Layered honeycomb oxides have attracted growing interest as model systems for exploring magnetic frustration and correlated behavior in low-dimensional lattices. Here, we investigate a family of compositionally complex oxides, Na₂Z₂TeO₆ (Z = Cu, Co, Ni, Zn, Fe), designed to probe the interplay between chemical disorder and magnetic ordering. A series of multicomponent compositions CCO-I Na₂(Ni₀.₅₀Cu₀.₂₀Zn₀.₁₀Fe₀.₁₀Co₀.₁₀)₂TeO₆, CCO-II Na₂(Ni₀.₅₀Fe₀.₁₀Co₀.₄₀)₂TeO₆, CCO-III Na₂(Ni₀.₅₀Zn₀.₁₀Fe₀.₁₀Co₀.₃₀)₂TeO₆, and CCO-IV Na₂(Ni₀.₅₀Cu₀.₁₀Zn₀.₁₀Fe₀.₁₀Co₀.₂₀)₂TeO₆ were synthesized by solid-state reaction. X-ray diffraction and Rietveld refinement confirm that all compounds adopt the P6₃/mcm structure, maintaining the layered honeycomb framework.

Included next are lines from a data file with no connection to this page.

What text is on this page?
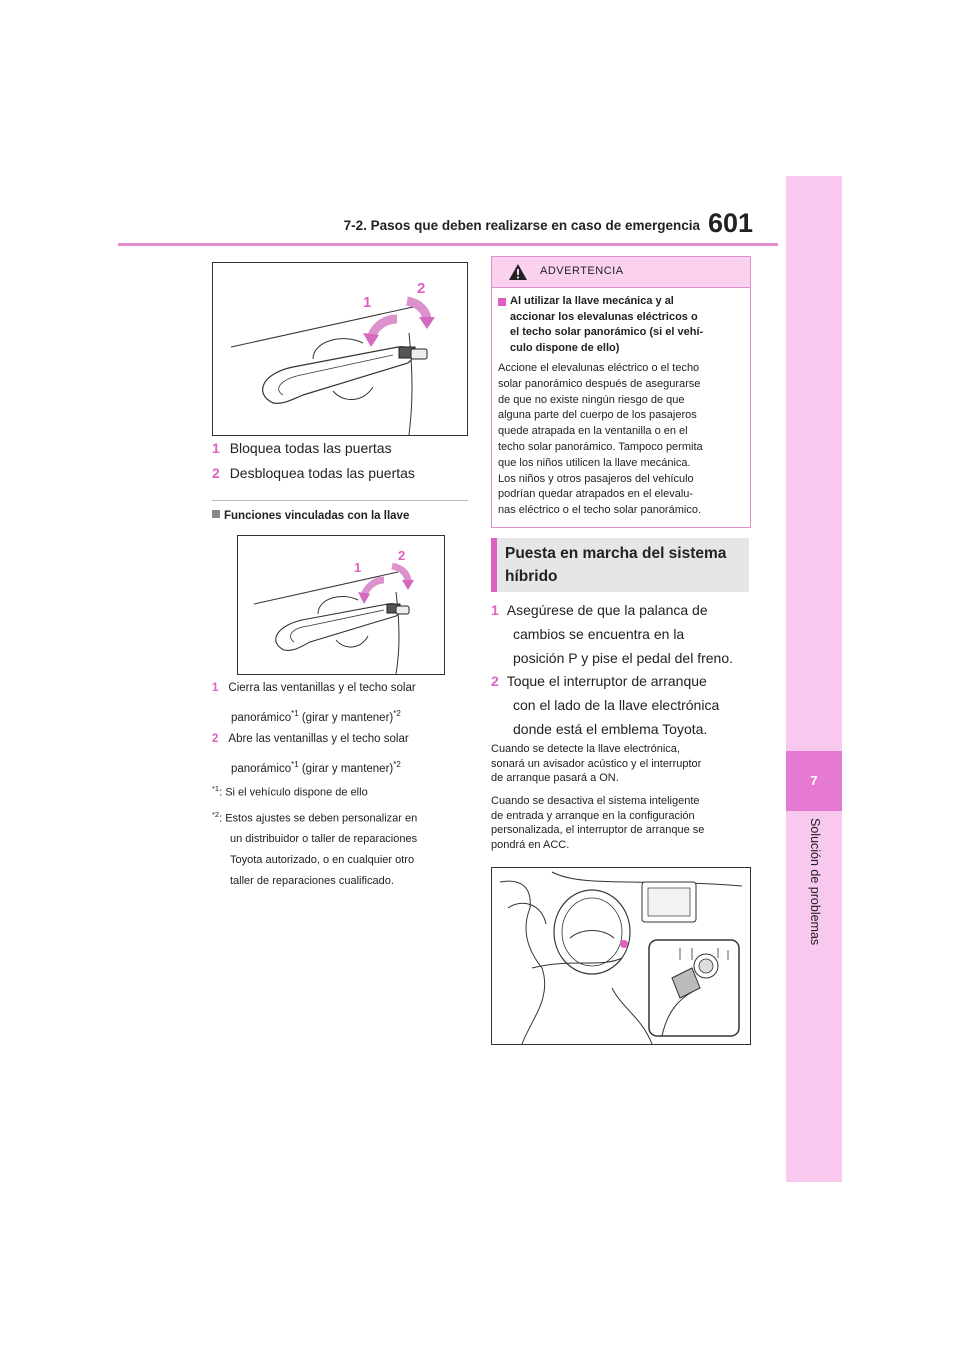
7-2. Pasos que deben realizarse en caso de emergencia 601
7
Solución de problemas
1
2
1 Bloquea todas las puertas
2 Desbloquea todas las puertas
Funciones vinculadas con la llave
1
2
1 Cierra las ventanillas y el techo solar
panorámico$^{*1}$ (girar y mantener)$^{*2}$
2 Abre las ventanillas y el techo solar
panorámico$^{*1}$ (girar y mantener)$^{*2}$
$^{*1}$: Si el vehículo dispone de ello
$^{*2}$: Estos ajustes se deben personalizar en
un distribuidor o taller de reparaciones
Toyota autorizado, o en cualquier otro
taller de reparaciones cualificado.
ADVERTENCIA
Al utilizar la llave mecánica y al
accionar los elevalunas eléctricos o
el techo solar panorámico (si el vehí-
culo dispone de ello)
Accione el elevalunas eléctrico o el techo
solar panorámico después de asegurarse
de que no existe ningún riesgo de que
alguna parte del cuerpo de los pasajeros
quede atrapada en la ventanilla o en el
techo solar panorámico. Tampoco permita
que los niños utilicen la llave mecánica.
Los niños y otros pasajeros del vehículo
podrían quedar atrapados en el elevalu-
nas eléctrico o el techo solar panorámico.
Puesta en marcha del sistema
híbrido
1 Asegúrese de que la palanca de
cambios se encuentra en la
posición P y pise el pedal del freno.
2 Toque el interruptor de arranque
con el lado de la llave electrónica
donde está el emblema Toyota.
Cuando se detecte la llave electrónica,
sonará un avisador acústico y el interruptor
de arranque pasará a ON.
Cuando se desactiva el sistema inteligente
de entrada y arranque en la configuración
personalizada, el interruptor de arranque se
pondrá en ACC.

Magnetic susceptibility measurements show a progressive suppression of long-range antiferromagnetic order, with Néel temperatures varying between ~14 K and ~25 K. Neutron Powder Diffraction models further validate the suppression of long-range magnetic order below the transition temperatures. The results highlight how cationic disorder and competing exchange interactions disrupt coherent spin alignment, suggesting a route toward emergent spin-glass-like behavior in layered high-entropy oxides.